Penso che appartengano alla realtà del mondo attuale e, siccome tutto è collegato, tutto ha un senso e tutti siamo esposti agli stessi pericoli, allora bisogna parlarne. In questo esatto momento, mentre discutiamo di problemi stupidi come la pubblicità e l'immagine, fuori c'è gente che muore di AIDS, fuori ci sono le guerre.

 

Chi crea le vere agonie...?

La produzione e la vendita.

 

Evidenziare gli orrori del mondo può essere salutare, ma può anche creare assuefazione, insensibilità...

Non credo. Io ancora non mi sono assuefatto alla musica di Mozart. L'assuefazione viene data dalla mediocrità, non dalle cose importanti.

 

Ma all'uomo piace anche bendarsi per sognare...

Rimbecillirsi, vuoi dire? Scappare, pensare a quello che non sarà mai, crearsi i complessi, creare i Pietro Maso. Anche Pietro Maso voleva sognare e, per sognare, ha ammazzato i genitori.

 

Qual è la vera quotidianità, la realtà da svelare?

Quella che va dal momento in cui si nasce al momento in cui si muore.

 

Da quali immagini ti senti più stimolato?

Stimoli più interessanti mi giungono da religione, razza, vita, morte.

 

Ce n'è una a cui sei particolarmente affezionato?

Quella che vedo tutte le volte che apro gli occhi.

 

La realtà che rappresenti ti viene incontro o la cerchi?

La vivo. Ci sono realtà che non cerco, ma so che ci sono.

 

Perché la fotografi se la vivi?

Non si può fotografare ciò che non esiste.

 

Per essere efficacemente documentata deve essere partecipata?

Non bisogna andare in prigione per apprezzare la libertà.

 

Utilizzi indifferentemente anche le immagini degli altri...

Sì.

 

Nella ricerca della verità può avere influito la cultura del ‘68 vissuta dalla tua generazione?

Anche quella.

 

Partecipare in tempo reale al presente, ti crea infelicità?

L'infelicità si capisce quando si è felici e la felicità quando si è infelici.

 

L'aspetto più drammatico della realtà di oggi.

Quello virtuale.

 

Che ruolo assegni alla componente spettacolare riscontrabile in certi tuoi lavori?

Tutto è un teatro e il teatro è anche spettacolo. La forma ha un senso. È chiaro che essa appartiene al significato.

 

Nella tua produzione non c'è finzione?

La finzione non esiste per me.

 

Neanche quando costruisci certe immagini...?

No, no, non esiste proprio. L'immagine è più vera della realtà. La realtà è l'immagine, non è la realtà.

 

Non c'è niente di retorico nei tuoi lavori?
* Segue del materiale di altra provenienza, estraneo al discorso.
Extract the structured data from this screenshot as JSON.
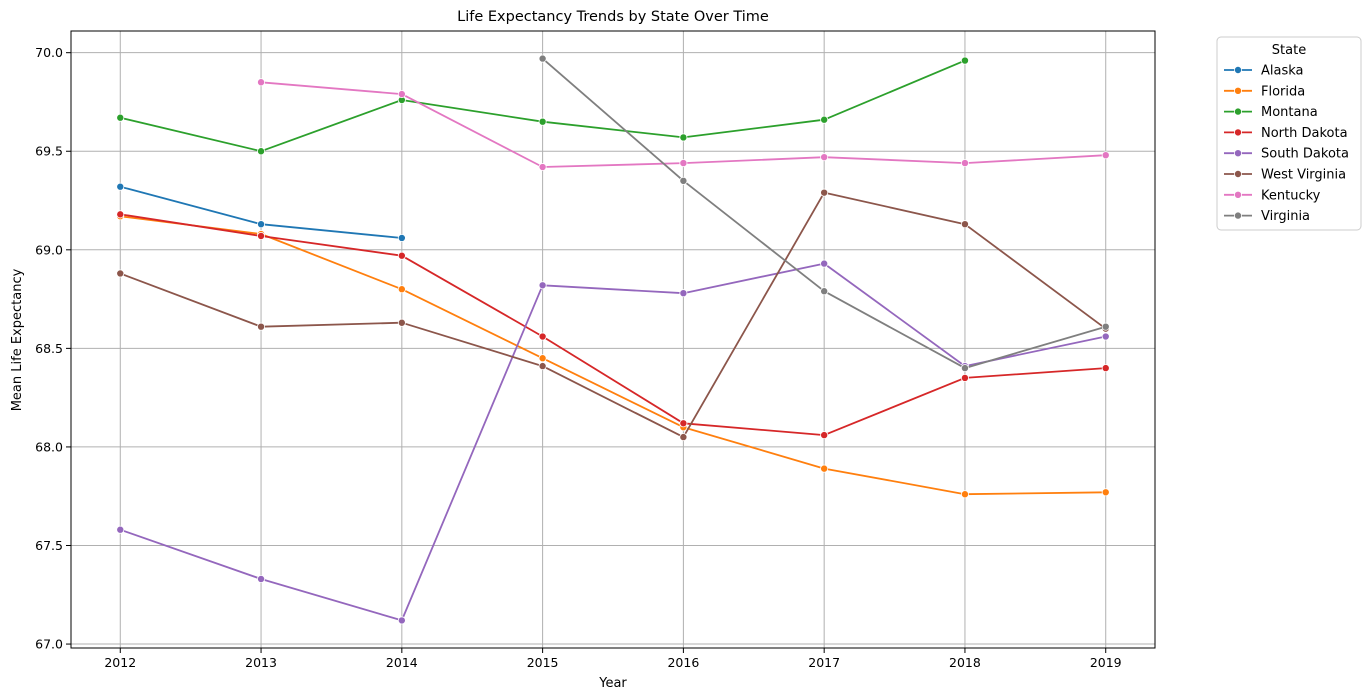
{
  "chart_data": {
    "type": "line",
    "title": "Life Expectancy Trends by State Over Time",
    "xlabel": "Year",
    "ylabel": "Mean Life Expectancy",
    "x": [
      2012,
      2013,
      2014,
      2015,
      2016,
      2017,
      2018,
      2019
    ],
    "xlim": [
      2011.65,
      2019.35
    ],
    "ylim": [
      66.98,
      70.11
    ],
    "yticks": [
      67.0,
      67.5,
      68.0,
      68.5,
      69.0,
      69.5,
      70.0
    ],
    "ytick_labels": [
      "67.0",
      "67.5",
      "68.0",
      "68.5",
      "69.0",
      "69.5",
      "70.0"
    ],
    "grid": true,
    "legend": {
      "title": "State",
      "position": "outside-top-right"
    },
    "series": [
      {
        "name": "Alaska",
        "color": "#1f77b4",
        "values": [
          69.32,
          69.13,
          69.06,
          null,
          null,
          null,
          null,
          null
        ]
      },
      {
        "name": "Florida",
        "color": "#ff7f0e",
        "values": [
          69.17,
          69.08,
          68.8,
          68.45,
          68.1,
          67.89,
          67.76,
          67.77
        ]
      },
      {
        "name": "Montana",
        "color": "#2ca02c",
        "values": [
          69.67,
          69.5,
          69.76,
          69.65,
          69.57,
          69.66,
          69.96,
          null
        ]
      },
      {
        "name": "North Dakota",
        "color": "#d62728",
        "values": [
          69.18,
          69.07,
          68.97,
          68.56,
          68.12,
          68.06,
          68.35,
          68.4
        ]
      },
      {
        "name": "South Dakota",
        "color": "#9467bd",
        "values": [
          67.58,
          67.33,
          67.12,
          68.82,
          68.78,
          68.93,
          68.41,
          68.56
        ]
      },
      {
        "name": "West Virginia",
        "color": "#8c564b",
        "values": [
          68.88,
          68.61,
          68.63,
          68.41,
          68.05,
          69.29,
          69.13,
          68.6
        ]
      },
      {
        "name": "Kentucky",
        "color": "#e377c2",
        "values": [
          null,
          69.85,
          69.79,
          69.42,
          69.44,
          69.47,
          69.44,
          69.48
        ]
      },
      {
        "name": "Virginia",
        "color": "#7f7f7f",
        "values": [
          null,
          null,
          null,
          69.97,
          69.35,
          68.79,
          68.4,
          68.61
        ]
      }
    ]
  }
}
Sfrutti l'immagine conosciuta per fini comunicativi?

Non capisco cosa voglia dire “retorica”. Tutto, bene o male, è retorica culturale.

 

In che termini sei interessato alla dimensione poetica?

In termini visivi, non tradizionali, soggettivi. La poesia è letteratura, la letteratura ormai tenta di superare la verità, mentre l'immagine non cerca la verità; l'immagine è la verità.

 

...Dove guarda?

Nella realtà che si volge indietro e guarda avanti; invece, l'altra si volge avanti ma guarda indietro.

 

L'artista di oggi dovrebbe finalizzare diversamente la creatività?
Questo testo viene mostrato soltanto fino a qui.